I'm trying to make a large DataFrame from a bunch of smaller DF. so I've look at multiple sites a nd they all mention to use the pd.concat()
method and create an empty DataFrame. I did, however when I print inside my for loop I still get data as if it was still sectioned by individual DataFrame, and when i print my (now supposedly filled DataFrame ) I get an empty DF.
Note: All tables have the same structure
import camelot
import pandas as pd
# GETS 73 tables
pdf_data = camelot.read_pdf('GMCC services 8517404.pdf', flavor='lattice', pages='1', encoding='utf-8' )
all_data = pd.DataFrame()
for info in pdf_data:
df= info.df
# GETTABLE IN DATAFRAME
# df = info.df
# concatenate alltables in one dataframe
# all_data = pd.concat([all_data, df.reset_index(drop=True)])
master = pd.concat([all_data, df.reset_index(drop=True)])

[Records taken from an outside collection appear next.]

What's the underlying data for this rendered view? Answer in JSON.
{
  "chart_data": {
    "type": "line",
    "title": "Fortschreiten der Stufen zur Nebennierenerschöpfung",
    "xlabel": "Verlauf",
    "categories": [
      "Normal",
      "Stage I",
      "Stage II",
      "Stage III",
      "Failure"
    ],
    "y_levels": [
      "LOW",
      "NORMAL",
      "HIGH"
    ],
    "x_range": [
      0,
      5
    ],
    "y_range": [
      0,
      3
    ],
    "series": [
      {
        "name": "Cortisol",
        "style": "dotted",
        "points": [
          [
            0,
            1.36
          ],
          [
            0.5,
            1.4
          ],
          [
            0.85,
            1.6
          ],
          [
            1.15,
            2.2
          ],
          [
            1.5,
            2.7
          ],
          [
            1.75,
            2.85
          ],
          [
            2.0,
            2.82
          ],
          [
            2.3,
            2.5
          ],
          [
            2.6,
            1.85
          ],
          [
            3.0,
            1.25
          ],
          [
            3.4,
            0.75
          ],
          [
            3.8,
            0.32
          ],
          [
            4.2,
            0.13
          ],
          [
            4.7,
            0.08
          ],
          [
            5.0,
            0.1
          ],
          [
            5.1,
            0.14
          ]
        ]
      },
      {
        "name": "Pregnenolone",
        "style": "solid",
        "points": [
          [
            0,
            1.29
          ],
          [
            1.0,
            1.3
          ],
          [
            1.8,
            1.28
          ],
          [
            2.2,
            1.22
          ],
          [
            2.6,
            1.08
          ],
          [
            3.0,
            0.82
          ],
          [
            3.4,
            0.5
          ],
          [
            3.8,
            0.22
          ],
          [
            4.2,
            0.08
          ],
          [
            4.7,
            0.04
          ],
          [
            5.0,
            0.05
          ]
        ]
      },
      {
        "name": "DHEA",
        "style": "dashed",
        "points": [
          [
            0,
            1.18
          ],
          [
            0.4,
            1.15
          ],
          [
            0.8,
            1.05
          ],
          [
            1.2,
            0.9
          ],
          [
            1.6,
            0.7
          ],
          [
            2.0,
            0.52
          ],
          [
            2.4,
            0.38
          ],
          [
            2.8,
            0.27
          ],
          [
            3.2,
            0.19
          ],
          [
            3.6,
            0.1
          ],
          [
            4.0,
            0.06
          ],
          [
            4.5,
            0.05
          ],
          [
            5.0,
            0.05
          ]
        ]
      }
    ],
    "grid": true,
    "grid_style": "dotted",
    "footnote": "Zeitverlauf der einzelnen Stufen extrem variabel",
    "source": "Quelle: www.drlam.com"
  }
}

# CHANGE COLUMN NAMES FOR REAL DATA
master = master.rename({0:'product_no',1:'description', 2:'quantity', 3:'net_price', 4:'total'}, axis='columns')
# GET SITECODE
site = master.iloc[-1, 0]
# GET FIRST ROW && DROP FIRST ROW OF EVERY TABLE
master = master.reindex(master.index.drop(0)).reset_index(drop=True)
# # CREATE COLUMN SITE WITH SITE CODE
master['site'] = site
# Drop LAst ROW on EVERY TABLE
master.drop(index=master.index[-1],
axis=0,
inplace=True)
# # concatenate alltables in one dataframe
# all_data = pd.concat([all_data, df.reset_index(drop=True)])
print(master)
# services = all_data.groupby('description')
# unique_sevices = services.apply(lambda x: x['net_price'].unique())
# print(unique_sevices)
what I'm currently getting:
product_no | description | quantity | net_price | site |
0 11223 | Gen desc. 1 | 5 | 19 | USCA |
1 22334 | Gen desc. 2 | 11 | 15 | USCA |
product_no | description | quantity | net_price | site |
0 55667 | Gen desc. 5 | 10 | 15 | USNY |
1 22334 | Gen desc. 2 | 3 | 11 | USNY |
What I want:
product_no | description | quantity | net_price | site |
0 11223 | Gen desc. 1 | 5 | 19 | USCA |
1 22334 | Gen desc. 2 | 11 | 15 | USCA |
2 55667 | Gen desc. 5 | 10 | 15 | USNY |
3 22334 | Gen desc. 2 | 3 | 11 | USNY |
CodePudding user response:
Try:
all_data = pd.concat([t.df for t in pdf_data], ignore_index=True)
If you want to loop and modify your data, you can collect them all in a list and use concat
after the loop:
list_of_df = list()
for table in pdf_data:
df = table.df.rename({0:'product_no',1:'description', 2:'quantity', 3:'net_price', 4:'total'}, axis=1)
df["site"] = df.iat[-1, 0]
df = df[1:-1]
list_of_df.append(df)
master = pd.concat(list_of_df, ignore_index=True)